Dear Greg,

On Thu, Aug 11, 2005 at 01:27:56PM +1000, Greg Daley wrote:
> Dear Stig,
> 
> Stig Venaas wrote:
> >So far two principal solutions have been suggested, RAs and DHCP. If
> >people want to work on solutions we could possibly look into both of
> >these.
> >
> >Some issues have already been mentioned on this list. Another issue
> >which was brought up in dhc wg, is that the policy is a host global
> >config, not per interface. This might be an issue when you have
> >multiple interfaces. This needs to be considered for both RAs and
> >DHCP.
> 
> It's unclear at the moment how a DHCP server on one link is able
> to describe how to use addresses available on another interface
> or link.
> 
> Particularly, it's not clear how the DHCP server can have authority
> to modify the previously advertised address state from another link,
> where it isn't responsible for configuration.
> 
> Given that the policy is based on per interface available addresses,
> and the host will need to make a combination of these policies anyway,
> there's little to be gained by assuming the DHCP server is all-knowing
> about foreign addressing policies.
> 
> So I don't see the "per-host" argument as convincing at all.

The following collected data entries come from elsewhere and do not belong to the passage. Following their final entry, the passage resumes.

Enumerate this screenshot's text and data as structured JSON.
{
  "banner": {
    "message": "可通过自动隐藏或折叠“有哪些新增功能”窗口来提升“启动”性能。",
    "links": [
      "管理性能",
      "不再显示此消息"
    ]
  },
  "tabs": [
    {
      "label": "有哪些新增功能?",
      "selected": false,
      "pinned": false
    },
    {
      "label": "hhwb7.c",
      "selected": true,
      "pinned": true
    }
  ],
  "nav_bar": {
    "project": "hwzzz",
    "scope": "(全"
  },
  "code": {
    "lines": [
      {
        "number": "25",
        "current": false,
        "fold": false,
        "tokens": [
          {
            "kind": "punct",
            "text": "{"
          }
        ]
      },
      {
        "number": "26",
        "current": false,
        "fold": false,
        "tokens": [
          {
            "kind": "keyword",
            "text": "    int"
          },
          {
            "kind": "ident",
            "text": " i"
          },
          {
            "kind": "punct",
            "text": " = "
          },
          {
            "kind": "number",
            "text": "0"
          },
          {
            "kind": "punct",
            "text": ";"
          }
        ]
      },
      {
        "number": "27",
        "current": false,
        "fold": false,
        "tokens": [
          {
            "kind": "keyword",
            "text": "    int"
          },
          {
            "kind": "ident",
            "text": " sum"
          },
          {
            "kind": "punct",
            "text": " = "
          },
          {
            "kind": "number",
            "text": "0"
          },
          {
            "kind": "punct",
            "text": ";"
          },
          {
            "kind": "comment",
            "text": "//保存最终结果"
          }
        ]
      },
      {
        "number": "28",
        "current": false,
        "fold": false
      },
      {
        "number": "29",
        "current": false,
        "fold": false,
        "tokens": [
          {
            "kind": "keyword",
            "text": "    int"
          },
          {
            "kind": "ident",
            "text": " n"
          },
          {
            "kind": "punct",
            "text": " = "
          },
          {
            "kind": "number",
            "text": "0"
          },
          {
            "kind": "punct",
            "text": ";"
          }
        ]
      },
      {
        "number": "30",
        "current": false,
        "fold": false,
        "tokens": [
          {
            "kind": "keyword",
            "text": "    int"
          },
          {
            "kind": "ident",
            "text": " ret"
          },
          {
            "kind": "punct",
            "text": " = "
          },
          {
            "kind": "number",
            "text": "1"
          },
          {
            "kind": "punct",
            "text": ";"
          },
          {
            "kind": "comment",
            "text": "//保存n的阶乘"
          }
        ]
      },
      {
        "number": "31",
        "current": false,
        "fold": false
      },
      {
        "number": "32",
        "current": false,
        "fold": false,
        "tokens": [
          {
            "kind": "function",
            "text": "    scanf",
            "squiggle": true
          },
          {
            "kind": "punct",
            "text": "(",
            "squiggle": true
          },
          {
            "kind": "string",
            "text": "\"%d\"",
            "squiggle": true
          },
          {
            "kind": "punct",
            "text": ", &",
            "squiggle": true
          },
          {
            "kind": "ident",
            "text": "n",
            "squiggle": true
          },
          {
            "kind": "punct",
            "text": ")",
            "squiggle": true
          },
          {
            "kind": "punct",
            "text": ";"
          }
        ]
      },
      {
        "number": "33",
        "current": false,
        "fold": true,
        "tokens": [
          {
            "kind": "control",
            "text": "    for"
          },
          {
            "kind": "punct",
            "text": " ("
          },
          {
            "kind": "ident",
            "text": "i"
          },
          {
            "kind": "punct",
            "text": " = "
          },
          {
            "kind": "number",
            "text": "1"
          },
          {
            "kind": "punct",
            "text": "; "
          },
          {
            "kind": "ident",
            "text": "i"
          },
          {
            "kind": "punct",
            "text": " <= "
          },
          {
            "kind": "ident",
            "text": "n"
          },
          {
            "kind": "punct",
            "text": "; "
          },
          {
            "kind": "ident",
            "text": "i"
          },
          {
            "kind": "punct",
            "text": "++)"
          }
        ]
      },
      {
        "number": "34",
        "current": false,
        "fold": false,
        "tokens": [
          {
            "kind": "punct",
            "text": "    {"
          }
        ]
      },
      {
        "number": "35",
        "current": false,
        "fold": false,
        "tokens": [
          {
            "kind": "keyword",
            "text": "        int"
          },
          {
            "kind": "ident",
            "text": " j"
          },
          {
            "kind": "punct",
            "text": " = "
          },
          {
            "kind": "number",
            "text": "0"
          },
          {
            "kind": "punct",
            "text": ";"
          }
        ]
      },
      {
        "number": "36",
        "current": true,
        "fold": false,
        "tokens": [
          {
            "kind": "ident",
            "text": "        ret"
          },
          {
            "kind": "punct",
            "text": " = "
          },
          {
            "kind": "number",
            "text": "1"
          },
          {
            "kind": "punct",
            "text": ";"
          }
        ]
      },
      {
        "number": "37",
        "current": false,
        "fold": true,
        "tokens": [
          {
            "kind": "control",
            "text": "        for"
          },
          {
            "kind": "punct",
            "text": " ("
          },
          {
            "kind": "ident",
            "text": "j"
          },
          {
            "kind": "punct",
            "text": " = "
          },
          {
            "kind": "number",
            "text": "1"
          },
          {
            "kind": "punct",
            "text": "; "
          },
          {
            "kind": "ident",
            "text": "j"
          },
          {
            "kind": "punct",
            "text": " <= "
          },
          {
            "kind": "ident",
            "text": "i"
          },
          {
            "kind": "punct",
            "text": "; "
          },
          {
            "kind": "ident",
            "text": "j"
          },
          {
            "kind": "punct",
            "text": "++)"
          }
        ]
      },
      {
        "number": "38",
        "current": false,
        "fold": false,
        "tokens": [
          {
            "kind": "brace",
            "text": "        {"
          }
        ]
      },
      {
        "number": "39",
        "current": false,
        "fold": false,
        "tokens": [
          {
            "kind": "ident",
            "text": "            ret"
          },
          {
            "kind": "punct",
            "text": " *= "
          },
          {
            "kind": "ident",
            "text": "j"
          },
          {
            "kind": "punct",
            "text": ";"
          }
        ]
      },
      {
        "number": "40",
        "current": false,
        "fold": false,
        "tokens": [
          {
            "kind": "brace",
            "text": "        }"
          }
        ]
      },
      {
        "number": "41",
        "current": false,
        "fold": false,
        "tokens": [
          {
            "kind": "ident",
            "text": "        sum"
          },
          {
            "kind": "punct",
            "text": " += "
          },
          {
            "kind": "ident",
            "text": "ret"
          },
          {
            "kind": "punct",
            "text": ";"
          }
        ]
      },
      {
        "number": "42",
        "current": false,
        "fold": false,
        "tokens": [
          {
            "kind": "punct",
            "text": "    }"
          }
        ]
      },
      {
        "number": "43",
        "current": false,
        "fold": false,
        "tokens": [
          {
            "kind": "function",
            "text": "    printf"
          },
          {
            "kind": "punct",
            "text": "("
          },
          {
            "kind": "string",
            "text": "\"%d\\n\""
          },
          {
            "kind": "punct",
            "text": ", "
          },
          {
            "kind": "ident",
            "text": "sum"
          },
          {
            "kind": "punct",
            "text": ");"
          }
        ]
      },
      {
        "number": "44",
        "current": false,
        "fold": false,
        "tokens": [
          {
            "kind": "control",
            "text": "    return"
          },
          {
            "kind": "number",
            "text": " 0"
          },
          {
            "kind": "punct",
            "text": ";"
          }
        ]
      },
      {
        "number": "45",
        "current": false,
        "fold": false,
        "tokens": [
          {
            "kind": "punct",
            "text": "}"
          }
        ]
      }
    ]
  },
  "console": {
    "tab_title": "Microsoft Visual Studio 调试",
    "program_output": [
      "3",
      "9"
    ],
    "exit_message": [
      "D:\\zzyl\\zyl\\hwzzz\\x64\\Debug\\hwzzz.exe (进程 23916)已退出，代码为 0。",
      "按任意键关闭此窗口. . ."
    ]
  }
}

It seems we are discussing very different things here. You are
talking of prioritizing the prefixes announced on the link(s) so that
the host can use these to influence source address selection, right?

In that case I agree that it makes sense to pass the priority along
with the prefixes of course.

The 3484 policy table however allows much more than that. It allows
destination address selection in which case you want to have some
preference among prefixes that are not prefixes for the link where
the client is. 3484 also allows preference of IPv4 vs IPv6. That
policy would be more awkward to pass in RAs, and isn't necessarily
for one particular link.

> >I have two problems with RAs. One is that all hosts on the link will
> >get the same policy. The other is that I'm worried the policies may
> >get large, and I'm not sure if it's a good idea to send relatively
> >large RAs regularly to all the nodes on a link.
> 
> The Cost in RA is actually completely subsumed by the existing
> advertisement of Prefix Information Options, which may be
> augmented (without size modification) by identifying the
> preference of the particular prefix, for source address
> selection policies.

For preference amongst the prefixes on the link, yes.

> It is worth noting, that in the DHC proposal, 24 bits of data:
> (label, precedence, zone-index) are added which aren't present
> in PIOs.

But as I said, this does much more. E.g. the label is for destination
address selection. You're comparing apples and oranges here.

> There's an unused 32 octet field available (and another 5 unused
> bits for flags) in each PIO, which are currently unused.
> 
> So there's no on-the-medium additional cost.
> 
> 
> 
> So the only issue is: Does it make sense to use RAs for distributing
> the default source address preferences to hosts?
> 
> While it may seem to be a good idea to have different preferences
> proposed for each host, it's not actually very useful.
> Hosts can ignore or override the preferences, which is why
> the policy is described as a default policy in the DHC draft.

I'm sure there are different views on that. I would like a site
administrator to specify behaviour of the hosts in the site without
having to manage each host separately. So I want hosts generally to
use exactly the specified policy. This is also why I want to allow
for different hosts on a link to be told to have different policies.
Certainly there might still be ways for a host to override the
policy though.

> Considering that the advertised Valid and Preferred Lifetime values
> for prefixes are per prefix and not per-host, if we're providing
> routability and stability information to hosts, then the information
> should likewise be per prefix (not per host).

For prefix preference which you're talking about I agree.

> In that case, I guess that PIOs (in RAs) are a good place for them,
> just like the Valid and Preferred Lifetimes.
> 
> If the mechanism is being used for some stealthy control of which hosts
> should use which addresses on the link, I'm against it (since it's
> unenforceable anyway).  I'm also against it if the policy is aimed
> at being used as a load sharing mechanism (since there are better ways
> of achieving this).

Neither of these are what I have in mind. For some possible uses of
3484, see http://www.nttv6.net/dass/

Might be good idea to discuss how to prioritize prefixes (and I assume
source address selection) and uses for that, independently of what 3484
can solve and how that can be used.

There is of course overlap. I would be interested to see how you want
your solution to work wrt source and destination address selection. Do
you imagine doing destination and interface selection first, and then
use this to pick source address? Or do you want this in some way to
influence destination address selection as well.